Once a newborn or young child develops cerebral palsy, the condition and its symptoms will remain for life.

Cerebral palsy isn’t actually a disease, but rather a general term used to describe any brain malformation in a newborn or young child that leads to loss of motor ability. 

The name cerebral palsy translates literally to ‘brain muscle weakness’, and got its name due to the fact that it is characterized by reduced control of skeletal muscles due to the brain damage sustained.  The most severe forms of the condition may involve frequent seizures, inability to walk, and paralysis. 

It isn’t well understood what causes cerebral palsy, though it is clear that it most commonly occurs in children born prematurely, who are underweight, and especially those with damaged, malformed or underdeveloped hearts, spines, kidneys and or livers.  Problems with these organs contribute to the likelihood of a brain malformation of the kind associated with cerebral palsy. 

It was once thought that asphyxia was the primary agent behind the condition, but it is now believed to be the cause of only around 10 percent of the cases.
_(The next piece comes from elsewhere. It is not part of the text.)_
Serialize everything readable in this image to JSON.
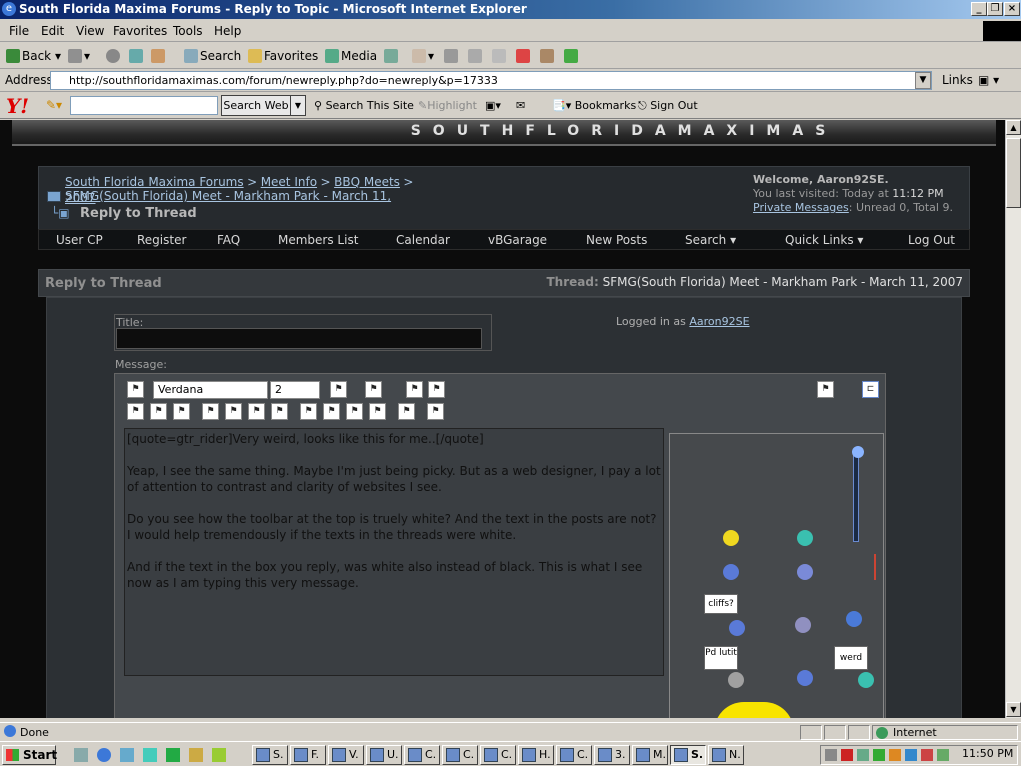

Mothers who smoke, drink, or use illicit drugs during pregnancy increase the risk that their child will develop cerebral palsy. 

Infections that occur in the mother during pregnancy, even mild and hard to detect ones, have also been shown to increase the chances of the condition occurring.  It is also much more likely to afflict twins, or multiple births.  Traumas during pregnancy or childbirth may induce a malformation in the child’s brain as well.  However, the condition can develop in children that were otherwise entirely normal and healthy at birth. 

Overall, the condition develops in around 0.2 percent of all live births.  The condition develops within the first 30 days of postnatal life in over 80 percent of the cases, however it has developed in kids as old as five years.

Although there is no cure for cerebral palsy, the motor difficulties an afflicted child suffers from can sometimes be treated effectively, or at least managed.  Without treatment, problems with posture or gait will often get worse as the child gets older.